Data resiliency is critical when it is shared across apps

It is rare for a piece of data to be unique to a single app. Today, most organisations are busy breaking down data silos and sharing data across tens, if not hundreds of apps. But what happens if that data is no longer available? This is a nightmare scenario for support teams because each app team will be focused on its own outage and may not realise it is a shared problem.

Giardina says that 11:11 Systems already uses Cassandra, a distributed database on their cloud platform. It means that they have built-in a degree of resilience but if the database does gown down, it impacts everything.

He believes that application discovery is key to managing this. Part of that discovery process should show what data sources those applications are reliant upon. While that doesn’t make them more resilient to the loss of the underlying data, it does significantly reduce the support problem.

It also allows 11:11 Systems to have a conversation with the customer about how to better protect the data. What technology is needed? How do you identify the risks from a data outage? The more points of data an app is using, the more complex it is to make that app resilient. But showing customers the problem, gives them an opportunity to develop a way to be more resilient to any form of outage.

Enterprise Times: What does this mean?

It is all too easy for organisations to think that they can recover from a cyber-attack.
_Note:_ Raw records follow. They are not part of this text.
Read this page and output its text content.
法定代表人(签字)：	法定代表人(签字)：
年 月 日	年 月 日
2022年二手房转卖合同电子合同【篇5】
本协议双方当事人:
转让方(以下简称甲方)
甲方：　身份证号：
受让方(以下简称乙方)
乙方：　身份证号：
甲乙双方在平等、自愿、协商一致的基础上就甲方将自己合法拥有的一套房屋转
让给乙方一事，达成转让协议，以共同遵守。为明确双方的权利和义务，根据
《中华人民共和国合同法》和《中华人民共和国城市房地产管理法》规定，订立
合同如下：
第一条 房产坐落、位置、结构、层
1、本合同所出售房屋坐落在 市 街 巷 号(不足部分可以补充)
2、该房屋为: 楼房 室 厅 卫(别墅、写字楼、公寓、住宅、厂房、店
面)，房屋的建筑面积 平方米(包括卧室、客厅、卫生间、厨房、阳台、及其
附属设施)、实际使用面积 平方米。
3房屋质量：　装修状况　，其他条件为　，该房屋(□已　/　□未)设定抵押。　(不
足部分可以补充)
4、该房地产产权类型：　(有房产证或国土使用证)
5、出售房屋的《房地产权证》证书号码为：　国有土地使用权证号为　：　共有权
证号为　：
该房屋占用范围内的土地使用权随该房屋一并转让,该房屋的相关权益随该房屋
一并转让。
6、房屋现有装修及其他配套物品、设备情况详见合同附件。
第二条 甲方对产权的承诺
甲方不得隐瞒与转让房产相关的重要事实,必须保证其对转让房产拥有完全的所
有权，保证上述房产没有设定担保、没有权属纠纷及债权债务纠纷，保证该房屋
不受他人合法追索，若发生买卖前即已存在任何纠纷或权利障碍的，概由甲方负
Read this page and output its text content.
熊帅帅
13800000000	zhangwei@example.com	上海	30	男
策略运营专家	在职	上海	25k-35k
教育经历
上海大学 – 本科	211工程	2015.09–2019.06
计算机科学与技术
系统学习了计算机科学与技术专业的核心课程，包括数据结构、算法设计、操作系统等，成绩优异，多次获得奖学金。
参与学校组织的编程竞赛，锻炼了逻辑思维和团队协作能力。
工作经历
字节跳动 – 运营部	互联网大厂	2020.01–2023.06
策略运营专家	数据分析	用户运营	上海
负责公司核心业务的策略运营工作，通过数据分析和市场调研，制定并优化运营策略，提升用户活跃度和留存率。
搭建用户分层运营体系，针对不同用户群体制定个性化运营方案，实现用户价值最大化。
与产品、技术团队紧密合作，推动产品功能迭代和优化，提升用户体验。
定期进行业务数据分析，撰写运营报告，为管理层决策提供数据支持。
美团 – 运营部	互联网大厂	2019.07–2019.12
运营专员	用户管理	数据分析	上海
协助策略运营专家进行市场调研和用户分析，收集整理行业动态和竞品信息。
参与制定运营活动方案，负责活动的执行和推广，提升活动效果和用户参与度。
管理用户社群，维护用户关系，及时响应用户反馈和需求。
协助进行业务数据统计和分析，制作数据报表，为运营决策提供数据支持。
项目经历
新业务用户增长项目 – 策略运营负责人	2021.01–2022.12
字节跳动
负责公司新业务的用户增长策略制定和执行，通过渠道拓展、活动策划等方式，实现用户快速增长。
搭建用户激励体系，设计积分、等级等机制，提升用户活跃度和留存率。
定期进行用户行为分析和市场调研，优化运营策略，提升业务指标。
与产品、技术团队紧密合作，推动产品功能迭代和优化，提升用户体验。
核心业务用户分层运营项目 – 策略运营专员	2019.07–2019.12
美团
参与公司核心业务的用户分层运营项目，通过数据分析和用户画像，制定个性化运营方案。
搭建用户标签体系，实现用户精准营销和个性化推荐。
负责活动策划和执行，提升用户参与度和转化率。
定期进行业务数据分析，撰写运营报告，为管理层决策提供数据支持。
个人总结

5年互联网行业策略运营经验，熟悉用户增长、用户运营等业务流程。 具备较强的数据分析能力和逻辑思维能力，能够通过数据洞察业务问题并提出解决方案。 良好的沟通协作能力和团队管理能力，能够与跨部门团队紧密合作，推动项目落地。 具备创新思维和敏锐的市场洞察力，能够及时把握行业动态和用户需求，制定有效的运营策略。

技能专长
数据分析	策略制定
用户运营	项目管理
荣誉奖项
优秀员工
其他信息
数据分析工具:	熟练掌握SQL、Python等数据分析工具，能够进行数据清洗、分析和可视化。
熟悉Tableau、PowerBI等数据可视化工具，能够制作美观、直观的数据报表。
They know they have trusted backups and they have plenty of cybersecurity tools. The problem for many is that they don’t have a unified strategy that understands at both a macro and a granular level, how to recover from an attack.

What 11:11 Systems is focused on with its cyber resiliency approach is the education of customers. What is their application landscape, and what are the risks to it? Where is data stored? How is that data used, and by what applications? How resilient is that data, and what happens to apps when it is no longer available? What other assets do you have? How granular is your backup and restore capability?

All of these are questions that it is reasonable to think any enterprise can answer. However, no matter how large or small, much of this is hidden from IT, especially when it comes to cloud and SaaS.

To get around this, 11:11 Systems has become much more than a Managed Infrastructure Service Provider. It has become a consulting organisation and partner to many of its customers. That gives it a unique view of the problems its customers face.